L’attaque de Salman Rushdie a ému de nombreux chefs d’État. En France, toute la classe politique s’est soulevée après l’attaque contre l’auteur. Le président français a affiché son soutien à l’auteur des Versets sataniques : “Son combat est le nôtre, mondial”, a tweeté Emmanuel Macron vendredi, assurant qu’il était “aujourd’hui, plus que jamais, à ses côtés”. Depuis 33 ans, Salman Rushdie incarne la liberté et la lutte contre l’obscurantisme. La haine et la brutalité viennent de le frapper, lâche. Son combat est le nôtre, mondial.
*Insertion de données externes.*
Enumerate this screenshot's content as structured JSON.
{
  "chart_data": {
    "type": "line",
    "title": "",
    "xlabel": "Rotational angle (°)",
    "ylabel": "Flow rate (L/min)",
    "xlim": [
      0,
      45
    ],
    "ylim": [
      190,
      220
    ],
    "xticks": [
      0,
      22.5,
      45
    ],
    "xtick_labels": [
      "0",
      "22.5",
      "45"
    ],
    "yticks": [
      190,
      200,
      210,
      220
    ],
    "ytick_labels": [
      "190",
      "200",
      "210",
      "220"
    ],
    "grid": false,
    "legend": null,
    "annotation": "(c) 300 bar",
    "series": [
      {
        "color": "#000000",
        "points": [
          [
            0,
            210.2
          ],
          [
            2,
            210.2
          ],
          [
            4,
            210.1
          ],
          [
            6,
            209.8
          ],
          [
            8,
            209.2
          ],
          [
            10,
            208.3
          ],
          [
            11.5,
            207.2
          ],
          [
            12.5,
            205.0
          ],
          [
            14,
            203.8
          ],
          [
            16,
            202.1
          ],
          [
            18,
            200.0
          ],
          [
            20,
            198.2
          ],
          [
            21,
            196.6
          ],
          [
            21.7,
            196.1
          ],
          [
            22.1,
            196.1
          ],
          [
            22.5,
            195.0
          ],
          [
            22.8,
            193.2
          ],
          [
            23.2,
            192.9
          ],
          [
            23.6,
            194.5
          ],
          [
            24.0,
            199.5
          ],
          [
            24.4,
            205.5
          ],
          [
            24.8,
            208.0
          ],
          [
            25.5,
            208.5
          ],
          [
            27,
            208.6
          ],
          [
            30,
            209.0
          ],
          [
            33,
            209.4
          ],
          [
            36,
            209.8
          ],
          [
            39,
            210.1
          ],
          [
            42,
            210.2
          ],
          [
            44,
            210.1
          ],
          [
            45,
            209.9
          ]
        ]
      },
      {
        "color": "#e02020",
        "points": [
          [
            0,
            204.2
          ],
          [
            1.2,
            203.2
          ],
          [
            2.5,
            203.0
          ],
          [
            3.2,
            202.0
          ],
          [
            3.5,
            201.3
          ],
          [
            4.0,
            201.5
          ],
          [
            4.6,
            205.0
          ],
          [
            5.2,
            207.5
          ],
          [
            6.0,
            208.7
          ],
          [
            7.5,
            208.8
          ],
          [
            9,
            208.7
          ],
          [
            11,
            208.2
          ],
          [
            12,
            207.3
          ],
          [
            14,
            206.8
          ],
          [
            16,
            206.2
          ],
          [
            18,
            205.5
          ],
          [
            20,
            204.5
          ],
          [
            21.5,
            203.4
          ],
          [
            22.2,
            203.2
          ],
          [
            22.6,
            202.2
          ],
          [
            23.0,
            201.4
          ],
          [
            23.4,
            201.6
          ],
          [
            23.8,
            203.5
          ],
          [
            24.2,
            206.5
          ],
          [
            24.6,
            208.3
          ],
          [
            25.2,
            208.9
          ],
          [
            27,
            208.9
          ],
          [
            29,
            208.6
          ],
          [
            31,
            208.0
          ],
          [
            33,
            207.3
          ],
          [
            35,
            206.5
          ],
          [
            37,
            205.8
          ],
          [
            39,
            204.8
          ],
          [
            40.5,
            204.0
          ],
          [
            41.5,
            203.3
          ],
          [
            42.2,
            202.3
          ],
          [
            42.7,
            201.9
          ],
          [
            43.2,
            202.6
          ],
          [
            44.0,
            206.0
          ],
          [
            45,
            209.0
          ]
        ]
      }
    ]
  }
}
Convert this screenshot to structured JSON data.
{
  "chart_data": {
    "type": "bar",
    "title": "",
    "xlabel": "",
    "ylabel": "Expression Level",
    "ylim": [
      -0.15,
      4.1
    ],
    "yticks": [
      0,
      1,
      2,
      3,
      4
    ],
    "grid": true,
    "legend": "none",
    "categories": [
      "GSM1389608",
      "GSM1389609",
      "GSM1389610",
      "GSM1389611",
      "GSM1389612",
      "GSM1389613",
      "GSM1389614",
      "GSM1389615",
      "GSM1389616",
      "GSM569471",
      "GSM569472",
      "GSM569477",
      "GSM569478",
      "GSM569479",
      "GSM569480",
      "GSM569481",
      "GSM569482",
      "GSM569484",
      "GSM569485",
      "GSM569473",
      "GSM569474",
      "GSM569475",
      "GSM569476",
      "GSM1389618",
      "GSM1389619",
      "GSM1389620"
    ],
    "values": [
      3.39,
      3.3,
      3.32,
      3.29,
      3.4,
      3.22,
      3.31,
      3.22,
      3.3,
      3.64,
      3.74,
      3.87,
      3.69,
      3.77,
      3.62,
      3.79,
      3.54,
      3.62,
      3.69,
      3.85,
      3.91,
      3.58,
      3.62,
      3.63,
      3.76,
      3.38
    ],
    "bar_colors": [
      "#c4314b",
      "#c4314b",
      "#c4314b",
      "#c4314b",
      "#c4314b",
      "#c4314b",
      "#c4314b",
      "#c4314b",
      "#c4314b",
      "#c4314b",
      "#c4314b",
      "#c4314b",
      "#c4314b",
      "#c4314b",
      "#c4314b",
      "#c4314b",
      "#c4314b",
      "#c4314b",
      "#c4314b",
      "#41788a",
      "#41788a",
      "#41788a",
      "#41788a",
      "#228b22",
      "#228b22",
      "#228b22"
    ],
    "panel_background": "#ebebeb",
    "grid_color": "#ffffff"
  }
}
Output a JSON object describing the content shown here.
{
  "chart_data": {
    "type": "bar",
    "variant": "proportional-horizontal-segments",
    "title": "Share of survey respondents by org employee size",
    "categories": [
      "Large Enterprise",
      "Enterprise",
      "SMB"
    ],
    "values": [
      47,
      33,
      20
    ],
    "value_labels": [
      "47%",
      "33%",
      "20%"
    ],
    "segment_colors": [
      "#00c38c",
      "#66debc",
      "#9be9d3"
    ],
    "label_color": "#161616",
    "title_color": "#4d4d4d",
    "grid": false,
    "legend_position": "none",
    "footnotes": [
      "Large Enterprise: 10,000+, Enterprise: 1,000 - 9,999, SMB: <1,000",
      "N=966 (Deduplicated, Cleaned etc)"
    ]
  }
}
Aujourd’hui, plus que jamais, nous sommes à ses côtés. — Emmanuel Macron (@EmmanuelMacron) 12 août 2022 Au sein du gouvernement, la ministre de la Culture Rima Abdul Malak a dénoncé sur Twitter un “acte barbare” et rendu hommage à “33 ans de courage”, tandis que Pap Diah, le ministre de l’Education nationale, a salué un écrivain “symbole de liberté et d’érudition, qui aucune quantité d’obscurantisme islamiste ne s’arrêtera.” L’attaque a été unanimement condamnée par l’opposition. “C’est un symbole de résistance contre le totalitarisme islamique qui a été attaqué”, a réagi le président du Rassemblement national, Jordan Bardella. La présidente républicaine par intérim Annie Genevard a estimé que “la lutte de nos démocraties doit être sans faiblesse contre un ennemi qui joue un jeu de longue haleine pour diminuer notre liberté”. A gauche, le chef de file des députés socialistes, Boris Vaglo, a condamné une attaque “grave et intolérable”, tandis que le président du groupe écologiste à l’Assemblée, Julien Bayou, a dénoncé une “fatwa honteuse”. “Les fanatiques religieux qui ont émis une fatwa contre lui sont sans aucun doute à blâmer”, s’est émerveillé le député de La France insoumise Alexis Corbière. “Dégoûté”, “horreur”… Dans le reste du monde, les déclarations se sont multipliées ces dernières heures. Le Premier ministre britannique Boris Johnson s’est dit “consterné que Sir Salman Rushdie ait été poignardé alors qu’il exerçait un droit que nous ne devons jamais cesser de défendre”, en référence à la liberté d’expression. “Cet acte de violence est épouvantable”, a déclaré le conseiller à la sécurité nationale du président américain Joe Biden, Jake Sullivan. En France, le journal satirique Charlie Hebdo, victime d’un attentat islamiste qui a fait 12 morts à sa rédaction en 2015, s’est indigné de l’attentat. “Rien ne justifie une fatwa, une condamnation à mort”, a insisté Rees, l’éditeur.

L’attaquant a fait l’éloge de la presse iranienne conservatrice

En revanche, le ton est tout autre dans la presse iranienne conservatrice, qui a largement célébré cet attentat. Le principal journal ultraconservateur iranien, Kayhan, a fait l’éloge de l’attaquant samedi. “Félicitations à cet homme courageux et consciencieux qui a attaqué le renégat et vicieux Salman Rushdie”, écrit le journal, dont le patron est nommé par le guide suprême iranien, l’ayatollah Ali Khamenei. « Baisons la main de celui qui a égorge l’ennemi de Dieu avec le couteau », poursuit le texte. Les autorités iraniennes n’ont pour l’instant pas officiellement commenté la tentative d’assassinat de l’intellectuel de 75 ans. Tous les médias iraniens ont qualifié Salman Rushdie d’« apostat », à l’exception d’Etemad, un journal réformiste.